Just down the road, the hotly anticipated arrival, in 2014, of the Design Museum in the reborn Commonwealth Institute – itself an iconic monument of mid-century modernism – will be accompanied by 62 new flats by Pritzker Prize-winner Rem Koolhaas. Two-bedroom apartments in the Chelsfield Partners/Ilchester Estate development, The Parabola, will start from about £2m and include, at least initially, a complimentary PA service. “People always talk about a concierge,” says Ed Lewis, director of residential development sales at Savills, London, who will be selling the flats. “But you’re much more likely to need someone to walk your children to school than to book you a restaurant.”

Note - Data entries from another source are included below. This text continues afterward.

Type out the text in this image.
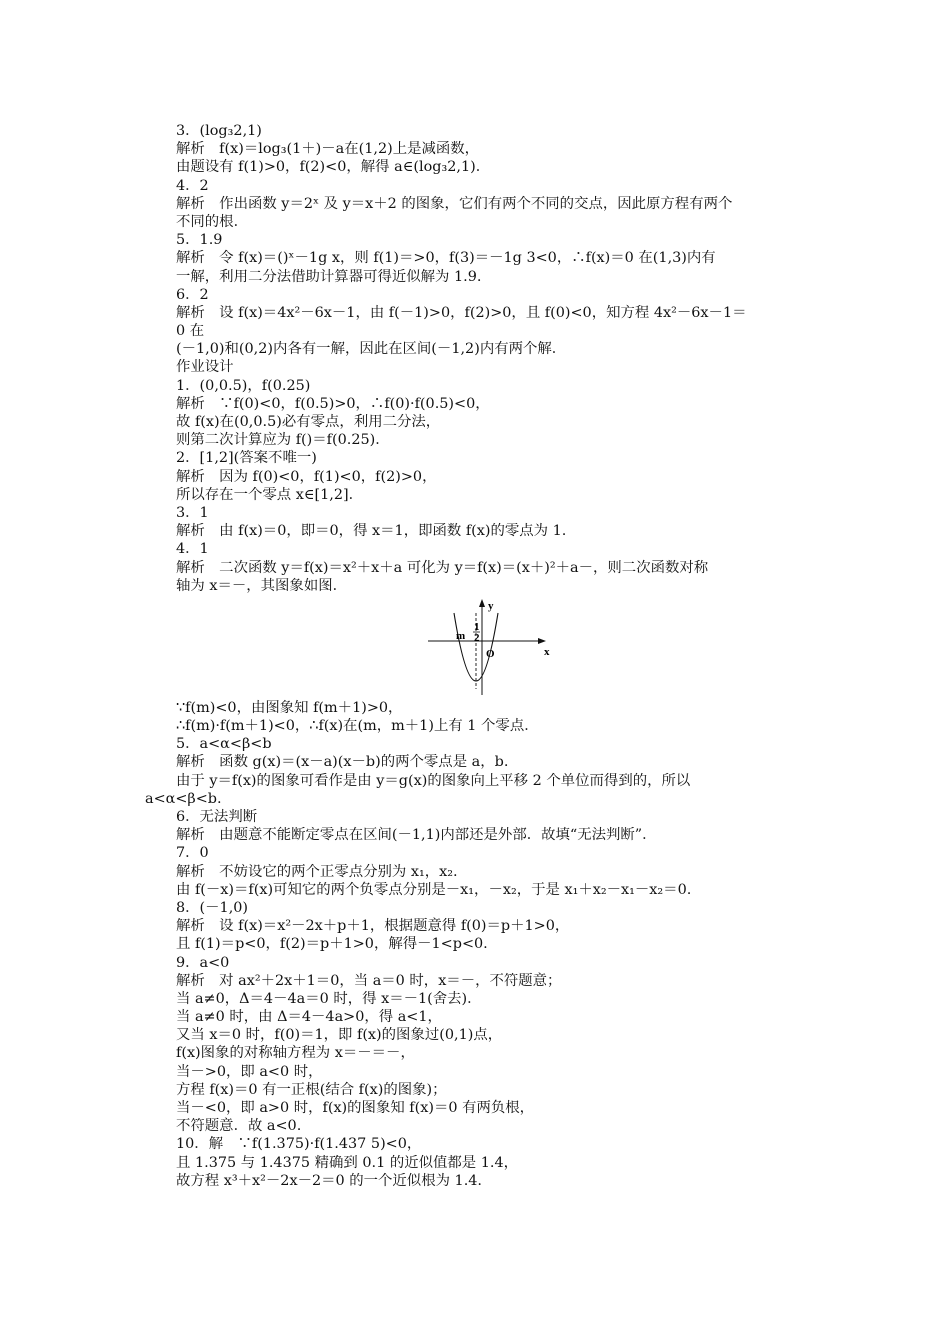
3．(log₃2,1)
解析　f(x)＝log₃(1＋)－a在(1,2)上是减函数，
由题设有 f(1)>0，f(2)<0，解得 a∈(log₃2,1)．
4．2
解析　作出函数 y＝2ˣ 及 y＝x＋2 的图象，它们有两个不同的交点，因此原方程有两个
不同的根．
5．1.9
解析　令 f(x)＝()ˣ－1g x，则 f(1)＝>0，f(3)＝－1g 3<0，∴f(x)＝0 在(1,3)内有
一解，利用二分法借助计算器可得近似解为 1.9.
6．2
解析　设 f(x)＝4x²－6x－1，由 f(－1)>0，f(2)>0，且 f(0)<0，知方程 4x²－6x－1＝
0 在
(－1,0)和(0,2)内各有一解，因此在区间(－1,2)内有两个解．
作业设计
1．(0,0.5)，f(0.25)
解析　∵f(0)<0，f(0.5)>0，∴f(0)·f(0.5)<0，
故 f(x)在(0,0.5)必有零点，利用二分法，
则第二次计算应为 f()＝f(0.25)．
2．[1,2](答案不唯一)
解析　因为 f(0)<0，f(1)<0，f(2)>0，
所以存在一个零点 x∈[1,2]．
3．1
解析　由 f(x)＝0，即＝0，得 x＝1，即函数 f(x)的零点为 1.
4．1
解析　二次函数 y＝f(x)＝x²＋x＋a 可化为 y＝f(x)＝(x＋)²＋a－，则二次函数对称
轴为 x＝－，其图象如图．
y
x
O
m
1
2
∵f(m)<0，由图象知 f(m＋1)>0，
∴f(m)·f(m＋1)<0，∴f(x)在(m，m＋1)上有 1 个零点．
5．a<α<β<b
解析　函数 g(x)＝(x－a)(x－b)的两个零点是 a，b.
由于 y＝f(x)的图象可看作是由 y＝g(x)的图象向上平移 2 个单位而得到的，所以
a<α<β<b.
6．无法判断
解析　由题意不能断定零点在区间(－1,1)内部还是外部．故填“无法判断”．
7．0
解析　不妨设它的两个正零点分别为 x₁，x₂.
由 f(－x)＝f(x)可知它的两个负零点分别是－x₁，－x₂，于是 x₁＋x₂－x₁－x₂＝0.
8．(－1,0)
解析　设 f(x)＝x²－2x＋p＋1，根据题意得 f(0)＝p＋1>0，
且 f(1)＝p<0，f(2)＝p＋1>0，解得－1<p<0.
9．a<0
解析　对 ax²＋2x＋1＝0，当 a＝0 时，x＝－，不符题意；
当 a≠0，Δ＝4－4a＝0 时，得 x＝－1(舍去)．
当 a≠0 时，由 Δ＝4－4a>0，得 a<1，
又当 x＝0 时，f(0)＝1，即 f(x)的图象过(0,1)点，
f(x)图象的对称轴方程为 x＝－＝－，
当－>0，即 a<0 时，
方程 f(x)＝0 有一正根(结合 f(x)的图象)；
当－<0，即 a>0 时，f(x)的图象知 f(x)＝0 有两负根，
不符题意．故 a<0.
10．解　∵f(1.375)·f(1.437 5)<0，
且 1.375 与 1.4375 精确到 0.1 的近似值都是 1.4，
故方程 x³＋x²－2x－2＝0 的一个近似根为 1.4.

The practical requirements of family living have also been addressed by one of Kensington’s canniest property moguls, Jon Hunt. In the 1980s, he recognised that house buyers wanted to look at property in the evenings and at weekends and founded Foxtons to satisfy this demand. Now he’s noticed that, however generous your living quarters, working at home is not everyone’s cup of tea. In 2011, he opened the Dryland Business Members Club in Kensington High Street, to provide a new style of serviced office with the atmosphere of a private members club and the hospitality of a five-star hotel. “People don’t need to go to the office,” says Hunt. “You go there to socialise. Humans prefer being with other humans.”
In Kensington, they certainly do. “People may buy in Mayfair and Knightsbridge,” says Andrew Dunn, “but they live in Kensington.” And street parties to celebrate the jubilee were ample proof of that. “Our street isn’t particularly long,” said one resident of Bedford Gardens, “but we sold over 170 tickets. About 60 per cent of those who came were English; the rest were from all over the world. In this regard, Kensington is just like the rest of London – a truly cosmopolitan mix.”